Belichick's Interview at the NFL Meetings Was a Masterclass in Giving No Fucks About an Interview at the NFL Meetings

We're in the epicenter of the best four week span on the sports calendar, the end of March and the first half of April. The Final Four is set. MLB Opening Day is coming. The NBA and NHL's regular seasons are entering the home stretch. We just had the TPC at Sawgrass and the Masters will be here soon. Plus you've got the Boston Marathon, if that's your thing. It's an all-you-can eat buffet with plenty to fill the plate and satisfy every palate. 

Though not to be lost in this embarrassment of riches is one of my personal favorites: Bill Belichick's obligatory meeting with the press at the NFL meetings. And I choose the word "obligatory" with care, since he's obligated by the league to conduct this exercise every year. To provide us with this annual Meme Factory:

And this year was no exception, as he came to the table in a long sleeve button down and shorts:

… signaling to all in attendance that he simultaneously all business and not taking this seriously. He's dressed to kill, and they can all die as far as he's concerned. Then proceeded to give them all the candor, honesty, and expansive answers as a lawyered up crime boss in a police interrogation:

It went on an on like this, for minute after socially awkward, excruciating minute. Did I compare it to a police interrogation just now? It was more like enhanced interrogation at a CIA black site. But the subject gave up no actionable intel. You want him to talk? Ask him about the long snapper position or seven-stud cleats on grass fields, and he'll give you a Shakespearean soliloquy. Offer a question about his personnel, and he'll eat a cyanide pill he keeps hidden in his tooth before he spills.

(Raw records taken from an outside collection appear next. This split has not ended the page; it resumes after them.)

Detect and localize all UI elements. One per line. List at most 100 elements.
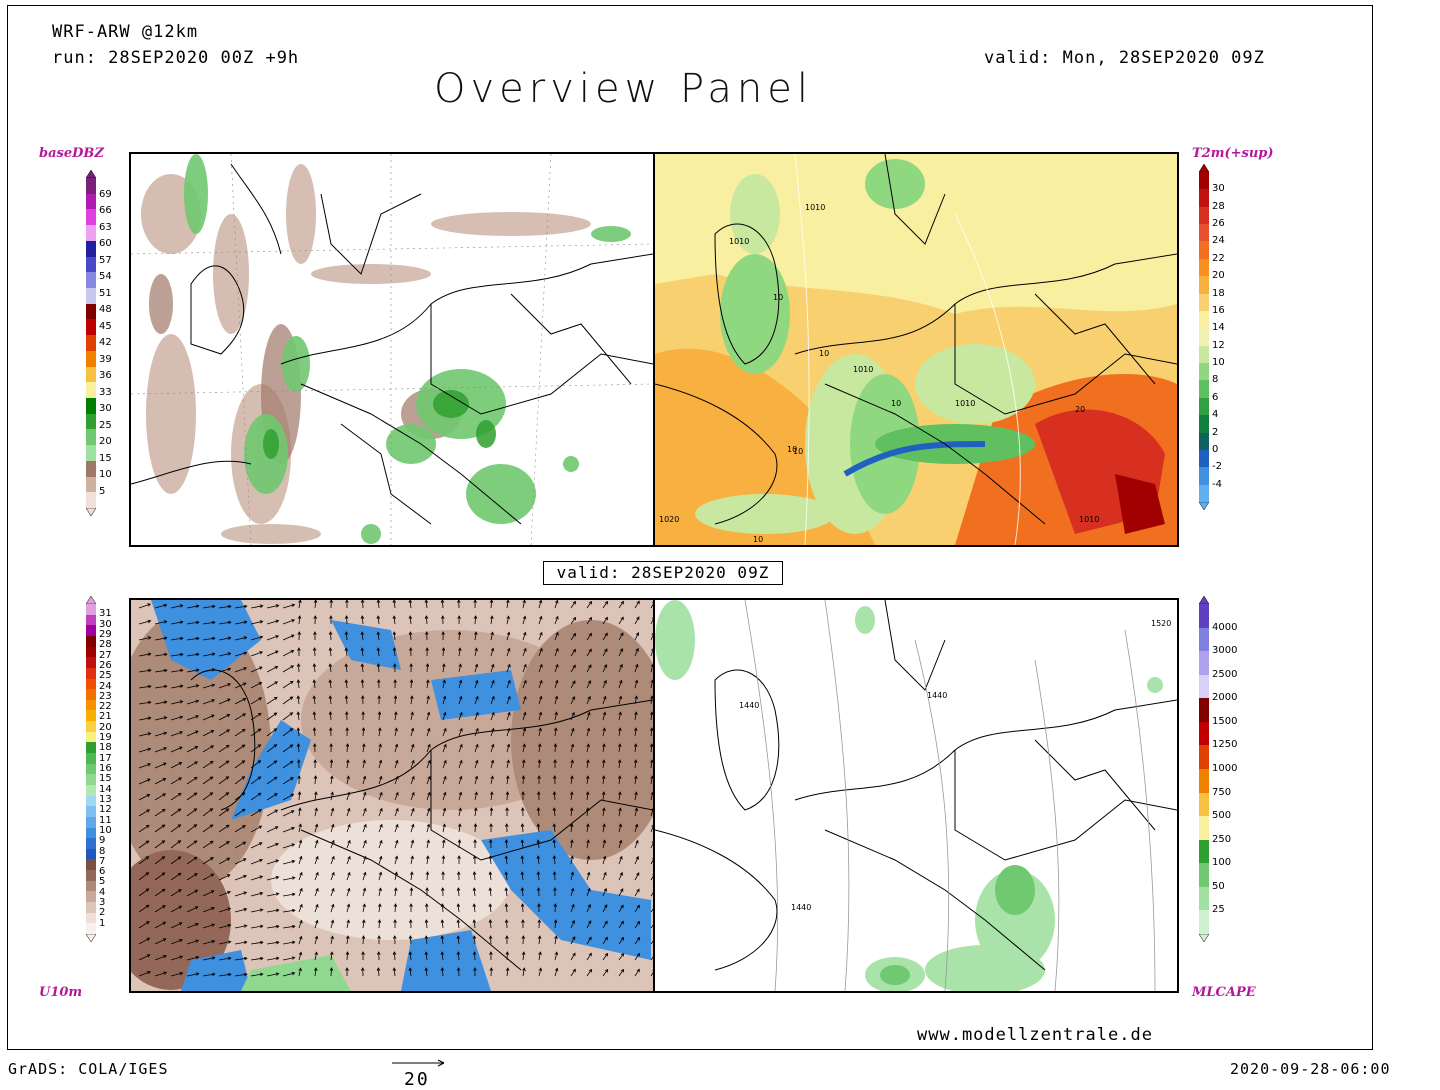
wind-vector bbox=[506, 759, 510, 769]
wind-vector bbox=[522, 631, 527, 641]
contour-label: 1440 bbox=[927, 691, 947, 700]
wind-vector bbox=[378, 887, 382, 897]
wind-vector bbox=[186, 684, 200, 689]
wind-vector bbox=[570, 680, 576, 689]
wind-vector bbox=[202, 604, 216, 609]
colorbar-tick-label: 17 bbox=[99, 752, 112, 764]
wind-vector bbox=[313, 600, 318, 609]
wind-vector bbox=[393, 919, 397, 929]
colorbar-swatch bbox=[86, 891, 96, 903]
wind-vector bbox=[490, 743, 495, 753]
wind-vector bbox=[504, 839, 509, 849]
wind-vector bbox=[250, 875, 264, 881]
wind-vector bbox=[170, 808, 182, 817]
colorbar-tick-label: 69 bbox=[99, 188, 112, 200]
wind-vector bbox=[538, 600, 543, 609]
wind-vector bbox=[376, 951, 381, 961]
wind-vector bbox=[650, 632, 653, 641]
wind-vector bbox=[282, 859, 296, 865]
wind-vector bbox=[440, 903, 445, 913]
colorbar-swatch bbox=[1199, 224, 1209, 242]
wind-vector bbox=[569, 823, 574, 833]
wind-vector bbox=[554, 631, 559, 641]
wind-vector bbox=[505, 775, 510, 785]
colorbar-tick-label: 10 bbox=[99, 824, 112, 836]
wind-vector bbox=[618, 904, 624, 913]
colorbar-tick-label: 4 bbox=[1212, 409, 1219, 421]
wind-vector bbox=[346, 759, 350, 769]
wind-vector bbox=[186, 873, 198, 881]
wind-vector bbox=[489, 807, 494, 817]
wind-vector bbox=[394, 743, 399, 753]
wind-vector bbox=[218, 792, 230, 801]
wind-vector bbox=[473, 823, 478, 833]
wind-vector bbox=[489, 823, 493, 833]
colorbar-bottom-arrow bbox=[86, 934, 96, 942]
wind-vector bbox=[570, 711, 575, 721]
wind-vector bbox=[570, 648, 576, 657]
wind-vector bbox=[456, 919, 461, 929]
wind-vector bbox=[234, 792, 246, 801]
wind-vector bbox=[186, 939, 200, 945]
wind-vector bbox=[362, 823, 367, 833]
wind-vector bbox=[202, 956, 216, 961]
wind-vector bbox=[650, 970, 653, 977]
wind-vector bbox=[634, 807, 639, 817]
wind-vector bbox=[154, 856, 166, 865]
wind-vector bbox=[314, 791, 318, 801]
colorbar-bottom-arrow bbox=[86, 508, 96, 516]
colorbar-tick-label: 750 bbox=[1212, 786, 1232, 798]
wind-vector bbox=[282, 728, 294, 737]
wind-vector bbox=[345, 600, 349, 609]
wind-vector bbox=[570, 855, 574, 865]
wind-vector bbox=[393, 903, 398, 913]
wind-vector bbox=[490, 727, 495, 737]
wind-vector bbox=[440, 919, 445, 929]
wind-vector bbox=[138, 954, 151, 961]
wind-vector bbox=[346, 903, 351, 913]
wind-vector bbox=[634, 616, 640, 625]
wind-vector bbox=[473, 615, 478, 625]
wind-vector bbox=[554, 679, 559, 689]
wind-vector bbox=[553, 887, 557, 897]
wind-vector bbox=[330, 791, 334, 801]
wind-vector bbox=[297, 615, 302, 625]
wind-vector bbox=[473, 839, 477, 849]
wind-vector bbox=[488, 903, 493, 913]
wind-vector bbox=[634, 632, 640, 641]
wind-vector bbox=[410, 839, 415, 849]
colorbar-tick-label: 25 bbox=[99, 670, 112, 682]
wind-vector bbox=[186, 792, 198, 801]
wind-vector bbox=[186, 922, 199, 929]
wind-vector bbox=[538, 967, 543, 977]
wind-vector bbox=[488, 919, 493, 929]
wind-vector bbox=[410, 727, 415, 737]
colorbar-tick-label: 28 bbox=[99, 639, 112, 651]
wind-vector bbox=[312, 647, 317, 657]
wind-vector bbox=[521, 775, 526, 785]
wind-vector bbox=[520, 807, 525, 817]
wind-vector bbox=[202, 636, 216, 641]
wind-vector bbox=[602, 695, 607, 705]
wind-vector bbox=[504, 871, 509, 881]
colorbar-swatch bbox=[86, 657, 96, 669]
wind-vector bbox=[634, 679, 639, 689]
wind-vector bbox=[649, 711, 653, 721]
colorbar-swatch bbox=[1199, 241, 1209, 260]
colorbar-tick-label: 4 bbox=[99, 886, 106, 898]
wind-vector bbox=[442, 711, 447, 721]
wind-vector bbox=[552, 855, 557, 865]
colorbar-swatch bbox=[1199, 769, 1209, 794]
colorbar-tick-label: 16 bbox=[1212, 304, 1225, 316]
wind-vector bbox=[474, 647, 478, 657]
wind-vector bbox=[314, 807, 318, 817]
colorbar-swatch bbox=[1199, 698, 1209, 723]
wind-vector bbox=[202, 792, 214, 801]
wind-vector bbox=[474, 727, 479, 737]
wind-vector bbox=[570, 600, 576, 609]
wind-vector bbox=[618, 839, 623, 849]
wind-vector bbox=[360, 615, 365, 625]
wind-vector bbox=[426, 791, 431, 801]
wind-vector bbox=[345, 743, 350, 753]
wind-vector bbox=[330, 871, 335, 881]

Belichick's willingness to conduct this kind of interview - and by that, I mean perfectly harmless, commonsense, easy-to-answer questions - and never crack is practically an art form unto itself. A billion people would be asked these things and 999.999,999 would give the reporters something. Just not him. He's a master of minimalism. Listening to him at the meetings every year is like seeing a Beckett play. It's like an abstract painting of a shape or some lines that is considered a true work of art. It's the press conference version of that movie from 10 years ago that was all just animated stick figures, yet filled with existential angst. And fascinating every, single time he does this performance piece.

Sure, it would take less effort to simply be a little forthcoming, but that's not his way. The bottom line is that he's not in Arizona to have conversations with anyone unless those conversations can lead to him guiding his team deep into the postseason once again. As John Updike put in his his famous essay about Ted Williams, "Gods don't answer letters." And this godlike figure might not have met the media since early January, but he's already in midseason form.